Phases of the Permaculture Design Process

The permaculture design process consists of four phases: assessment, visioning, designing, and implementation. The phases are based on natural systems thinking, ethical intention, and protracted and thoughtful observation.

  1. Observe – Observation guides and grounds design so it is reflective and responsive to place. The aim is to compose with rather than impose upon the powerful forces at play in natural systems and human communities. Design without assessment is not rooted in the land, but in human ego.
  2. Vision – Visioning, or goal setting, asks people to dream a future, state values, and develop a common statement for their work forward together. This step may be thought of as the assessment of the people involved in a project. In any project, it is a key step that if overlooked is detriment to the long-term project.
  3. Design – Design connects the vision with the observation. In the conceptual planning phase, design possibilities are creatively brainstormed based on the assessment findings, values, and goals – all inspired by natural systems thinking. Once possibilities are generated, these options are winnowed down using the principles as an ethical and functional sieve.
  4. Implement – Installation of the design often occurs in phases as the people, financial, and legal resources fall into place.
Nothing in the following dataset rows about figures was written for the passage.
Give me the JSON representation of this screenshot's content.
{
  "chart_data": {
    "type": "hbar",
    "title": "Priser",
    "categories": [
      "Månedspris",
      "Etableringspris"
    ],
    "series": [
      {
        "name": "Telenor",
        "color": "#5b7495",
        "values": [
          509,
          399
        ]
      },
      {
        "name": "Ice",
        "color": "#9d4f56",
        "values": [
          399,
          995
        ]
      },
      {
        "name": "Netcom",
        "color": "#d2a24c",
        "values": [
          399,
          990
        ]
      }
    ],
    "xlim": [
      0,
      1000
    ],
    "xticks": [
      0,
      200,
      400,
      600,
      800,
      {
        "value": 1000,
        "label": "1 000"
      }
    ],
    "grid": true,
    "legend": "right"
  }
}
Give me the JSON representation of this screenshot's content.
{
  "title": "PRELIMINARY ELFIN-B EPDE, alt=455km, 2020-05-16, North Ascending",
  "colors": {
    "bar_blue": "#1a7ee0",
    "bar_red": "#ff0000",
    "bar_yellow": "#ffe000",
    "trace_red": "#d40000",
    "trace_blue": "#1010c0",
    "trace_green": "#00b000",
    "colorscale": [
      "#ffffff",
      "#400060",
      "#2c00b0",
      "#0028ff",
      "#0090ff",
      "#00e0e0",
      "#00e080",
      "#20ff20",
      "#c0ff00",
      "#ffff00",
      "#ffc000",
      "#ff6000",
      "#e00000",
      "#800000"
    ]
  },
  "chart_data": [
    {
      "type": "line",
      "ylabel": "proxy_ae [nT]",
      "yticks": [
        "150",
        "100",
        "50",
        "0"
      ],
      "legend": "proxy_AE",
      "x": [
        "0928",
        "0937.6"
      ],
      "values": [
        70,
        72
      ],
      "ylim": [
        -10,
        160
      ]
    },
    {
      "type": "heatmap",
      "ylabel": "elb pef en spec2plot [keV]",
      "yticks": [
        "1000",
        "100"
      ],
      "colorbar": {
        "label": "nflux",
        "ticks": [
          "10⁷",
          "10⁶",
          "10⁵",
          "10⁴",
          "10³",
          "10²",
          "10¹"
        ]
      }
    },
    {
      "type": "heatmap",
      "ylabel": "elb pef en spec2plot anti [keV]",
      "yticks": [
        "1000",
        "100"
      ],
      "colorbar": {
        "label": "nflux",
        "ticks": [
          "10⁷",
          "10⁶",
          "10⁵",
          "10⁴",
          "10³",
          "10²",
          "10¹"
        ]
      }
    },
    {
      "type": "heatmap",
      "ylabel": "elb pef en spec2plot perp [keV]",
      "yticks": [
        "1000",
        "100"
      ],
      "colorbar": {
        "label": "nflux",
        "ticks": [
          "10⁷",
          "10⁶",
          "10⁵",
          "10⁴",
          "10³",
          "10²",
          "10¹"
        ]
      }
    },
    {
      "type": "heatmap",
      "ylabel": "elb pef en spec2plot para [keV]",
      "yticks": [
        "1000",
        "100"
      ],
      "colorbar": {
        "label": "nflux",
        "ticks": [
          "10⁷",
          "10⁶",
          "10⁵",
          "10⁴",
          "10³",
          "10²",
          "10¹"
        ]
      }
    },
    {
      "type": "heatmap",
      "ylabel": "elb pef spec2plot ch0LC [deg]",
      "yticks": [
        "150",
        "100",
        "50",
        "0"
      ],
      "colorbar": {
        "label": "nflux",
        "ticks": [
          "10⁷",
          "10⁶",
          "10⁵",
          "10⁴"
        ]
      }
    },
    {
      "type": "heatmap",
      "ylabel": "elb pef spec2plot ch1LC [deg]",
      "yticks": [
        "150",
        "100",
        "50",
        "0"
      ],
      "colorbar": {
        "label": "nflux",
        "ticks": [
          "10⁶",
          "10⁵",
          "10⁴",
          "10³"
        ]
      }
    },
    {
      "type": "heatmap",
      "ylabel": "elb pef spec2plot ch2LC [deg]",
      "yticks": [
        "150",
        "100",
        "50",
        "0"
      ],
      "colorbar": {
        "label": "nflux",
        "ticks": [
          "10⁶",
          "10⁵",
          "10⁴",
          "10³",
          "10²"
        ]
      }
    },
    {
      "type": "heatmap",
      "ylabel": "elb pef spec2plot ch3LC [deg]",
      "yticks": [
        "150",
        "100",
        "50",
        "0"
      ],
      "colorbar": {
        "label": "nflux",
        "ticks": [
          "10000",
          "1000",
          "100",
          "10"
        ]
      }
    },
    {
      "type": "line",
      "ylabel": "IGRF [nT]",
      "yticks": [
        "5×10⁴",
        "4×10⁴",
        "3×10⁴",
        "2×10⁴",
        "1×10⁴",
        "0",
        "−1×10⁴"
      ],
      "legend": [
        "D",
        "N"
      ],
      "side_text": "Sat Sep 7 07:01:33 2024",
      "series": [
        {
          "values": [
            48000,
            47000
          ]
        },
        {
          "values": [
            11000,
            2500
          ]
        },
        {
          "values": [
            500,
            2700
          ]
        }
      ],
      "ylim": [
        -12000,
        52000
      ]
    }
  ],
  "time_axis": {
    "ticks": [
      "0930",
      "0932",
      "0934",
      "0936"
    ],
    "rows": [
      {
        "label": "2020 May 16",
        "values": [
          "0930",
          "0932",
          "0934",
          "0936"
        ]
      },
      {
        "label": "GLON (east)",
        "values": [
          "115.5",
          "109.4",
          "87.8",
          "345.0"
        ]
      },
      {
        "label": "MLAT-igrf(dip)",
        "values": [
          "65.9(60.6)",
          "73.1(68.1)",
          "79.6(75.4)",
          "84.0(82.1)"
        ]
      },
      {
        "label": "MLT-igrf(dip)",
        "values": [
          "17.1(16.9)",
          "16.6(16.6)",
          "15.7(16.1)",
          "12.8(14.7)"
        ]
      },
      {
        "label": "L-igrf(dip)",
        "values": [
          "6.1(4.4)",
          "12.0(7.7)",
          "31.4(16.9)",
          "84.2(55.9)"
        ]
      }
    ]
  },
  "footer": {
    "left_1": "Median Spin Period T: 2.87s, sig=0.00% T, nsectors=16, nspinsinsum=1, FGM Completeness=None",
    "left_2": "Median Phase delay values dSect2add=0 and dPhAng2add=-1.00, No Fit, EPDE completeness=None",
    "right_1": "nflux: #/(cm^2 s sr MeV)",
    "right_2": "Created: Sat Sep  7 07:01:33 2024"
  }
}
The design process is reiterative and may move linearly through design steps or may circle from one to another and back again. Depending on the information that arises in each phase, steps may be revisited and the design revised.


Permaculture Applied at OAEC

The 80-acre OAEC campus serves as a hands-on demonstration site for our Permaculture Design Certifications. This includes our biointensive Mother Garden and seed saving program, backcountry restoration of our Wildlands Preserve, the Conservation Hydrology demonstration site, long-term site development plan and intentional community.